By Jon Brodkin, Nov 15, 2018 | Original ARS Technica article here.
The US Supreme Court has declined to hear the broadband industry’s challenge of Obama-era net neutrality rules. The Federal Communications Commission’s 2015 order to impose net neutrality rules and strictly regulate broadband was already reversed by Trump’s pick for FCC chairman, Ajit Pai. But AT&T and broadband industry lobby groups were still trying to overturn court decisions that upheld the FCC order.
A win for the broadband industry could have prevented future administrations from imposing a similarly strict set of rules. The Trump administration supported the industry’s case, asking the US Supreme Court to vacate the Obama-era ruling. But the Supreme Court today said it has denied petitions filed by AT&T and broadband lobby groups NCTA, CTIA, USTelecom, and the American Cable Association. Four of nine justices must agree to hear a case, but only three voted to grant the petitions.
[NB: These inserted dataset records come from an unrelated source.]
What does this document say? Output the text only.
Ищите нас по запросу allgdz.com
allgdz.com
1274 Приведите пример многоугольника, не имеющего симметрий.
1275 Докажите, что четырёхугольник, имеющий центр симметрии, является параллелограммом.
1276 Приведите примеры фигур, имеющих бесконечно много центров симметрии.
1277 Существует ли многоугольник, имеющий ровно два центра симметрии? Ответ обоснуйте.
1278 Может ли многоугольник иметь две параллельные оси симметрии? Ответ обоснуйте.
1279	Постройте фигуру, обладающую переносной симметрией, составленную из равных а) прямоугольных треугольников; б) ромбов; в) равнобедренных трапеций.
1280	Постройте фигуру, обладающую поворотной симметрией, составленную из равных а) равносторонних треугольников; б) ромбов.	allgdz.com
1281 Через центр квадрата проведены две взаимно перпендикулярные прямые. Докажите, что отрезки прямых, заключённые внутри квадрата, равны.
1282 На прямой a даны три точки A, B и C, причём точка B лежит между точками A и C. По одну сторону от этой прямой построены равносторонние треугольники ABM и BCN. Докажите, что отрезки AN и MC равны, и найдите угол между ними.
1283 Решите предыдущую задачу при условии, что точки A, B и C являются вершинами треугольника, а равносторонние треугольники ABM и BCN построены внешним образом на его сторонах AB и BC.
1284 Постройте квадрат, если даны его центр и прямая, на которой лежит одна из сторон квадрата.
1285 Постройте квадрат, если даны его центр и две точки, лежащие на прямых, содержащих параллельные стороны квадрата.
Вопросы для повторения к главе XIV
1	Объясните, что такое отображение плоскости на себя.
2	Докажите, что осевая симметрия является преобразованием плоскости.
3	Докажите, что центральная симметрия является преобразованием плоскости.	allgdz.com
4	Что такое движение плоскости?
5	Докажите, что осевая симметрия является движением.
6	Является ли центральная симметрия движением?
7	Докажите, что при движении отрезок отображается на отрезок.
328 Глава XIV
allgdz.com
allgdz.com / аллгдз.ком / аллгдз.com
Chief Justices Roberts and Kavanaugh Recused Themselves From the Case
Chief Justice John Roberts and Justice Brett Kavanaugh recused themselves from the case. Roberts owned stock in AT&T-owned Time Warner, while Kavanaugh took part in the case when he was a judge on the DC Circuit appeals court, Bloomberg Supreme Court Reporter Greg Stohr noted. Kavanaugh dissented from the ruling upholding net neutrality rules in 2017, arguing that the rules violate the First Amendment rights of Internet service providers by preventing them from "exercising editorial control" over Internet content.
According to the Supreme Court announcement today, Justices Clarence Thomas, Samuel Alito, and Neil Gorsuch "would grant the petitions, vacate the judgment of the United States Court of Appeals for the District of Columbia Circuit [which upheld the FCC’s net neutrality order], and remand to that court with instructions to dismiss the cases as moot."
The legal battle over net neutrality will continue and could potentially reach the Supreme Court again in a separate case.
The FCC is defending its net neutrality repeal against a lawsuit filed by dozens of litigants, including 22 state attorneys general, consumer advocacy groups, and tech companies.
- Link to Mozilla Corp.
- Link to Vimeo, Inc.
- Link to Public Knowledge
- Link to Open Technology Institute
- Link to New York Attorney General, along with Democratic attorneys general from 21 other states and the District of Columbia
- Link to National Hispanic Media Coalition
- Link to Benton Foundation
- Link to Free Press
- Link to Coalition for Internet Openness, representing tech companies Automattic, Foursquare Labs, Etsy, Expa, Kickstarter, and Shutterstock
- Link to Etsy (filing by itself)
- Link to California Public Utilities Commission
- Link to County of Santa Clara, California
John Bergmayer, senior counsel of consumer advocacy group Public Knowledge:
"Much of the current FCC’s argument [against net neutrality] depends on ignoring or contradicting the DC Circuit’s earlier findings, but now that these are firmly established as binding law, the Pai FCC’s case is on even weaker ground than before."
Today’s Supreme Court decision is good news for supporters of net neutrality because it means that the DC Circuit court’s previous decision upholding both the FCC’s classification of broadband as a telecommunications service, and its rules prohibiting broadband providers from blocking or degrading Internet content, remains in place.